Click any swatch to explore

Harmonies

Accessibility

Color-vision simulation

How this color appears to viewers with the four major color-vision-deficiency types. Computed via the Machado (2009) physiologically-based model. If a tile matches the original, the color reads the same to that viewer.

#cd456c
Original
#63666d
Protanopia
#878169
Deuteranopia
#df3054
Tritanopia
#656565
Achromatopsia
WCAG contrast

The color used as foreground text against pure white and pure black, with the contrast ratio and WCAG 2.1 grade. Aim for AA (4.5:1) for body text and AA Large (3:1) for 18 pt+ headlines; AAA (7:1) is the gold standard for long-form reading surfaces.

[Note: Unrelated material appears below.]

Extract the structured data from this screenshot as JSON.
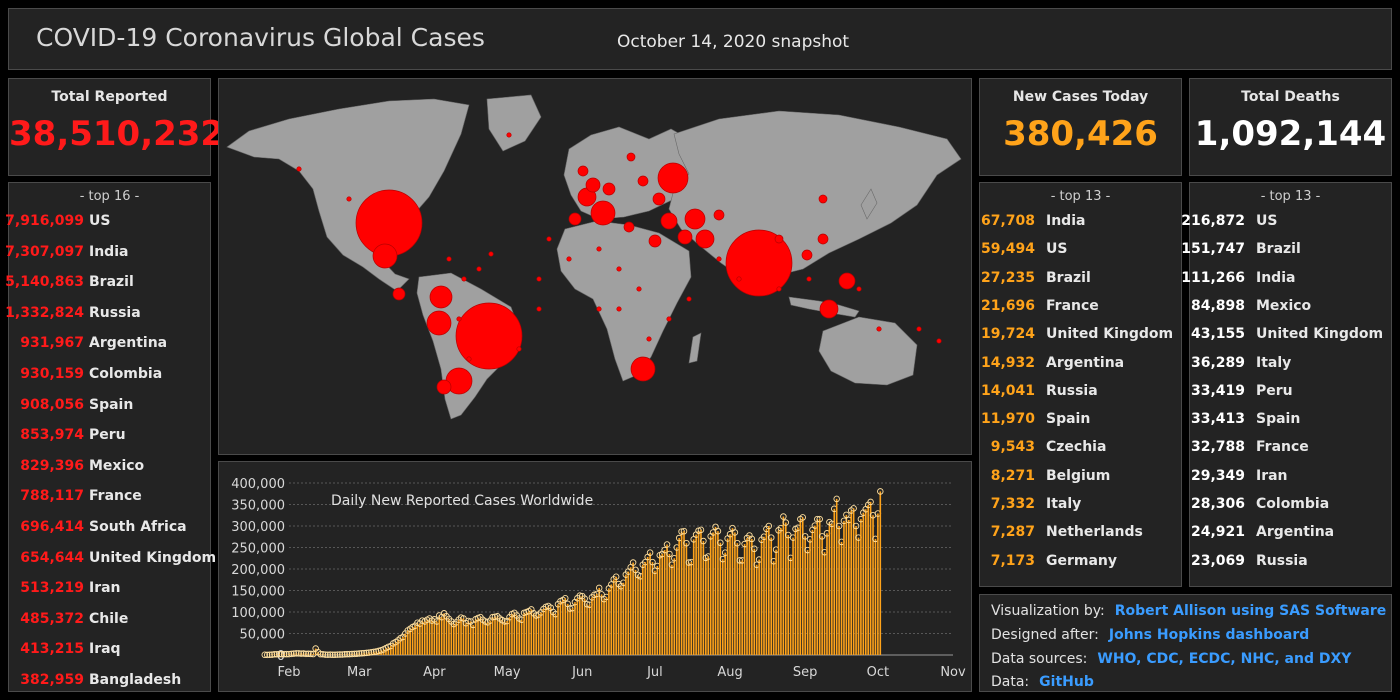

The quick brown foxSample body text at normal size. The wcag minimum for body contrast is 4.5:1 (AA) or 7:1 (AAA).
AAon White
4.50:1
The quick brown foxSample body text at normal size. The wcag minimum for body contrast is 4.5:1 (AA) or 7:1 (AAA).
AAon Black
4.66:1

Wide gamut

Display P3 representation

The CSS Color 4 wide-gamut form of this color. Both swatches render the same color on every display — the P3 form only diverges from sRGB when a designer pushes channels outside sRGB's reach.

sRGB hex
sRGB hex
##CD456C
Display P3
Display P3
color(display-p3 0.7436 0.3091 0.4253)
P3 has subtle headroomOKLCH chroma 0.173

Moderately saturated colors gain a small bump in P3 — the difference is usually visible side-by-side on wide-gamut hardware but won't change the character of the color.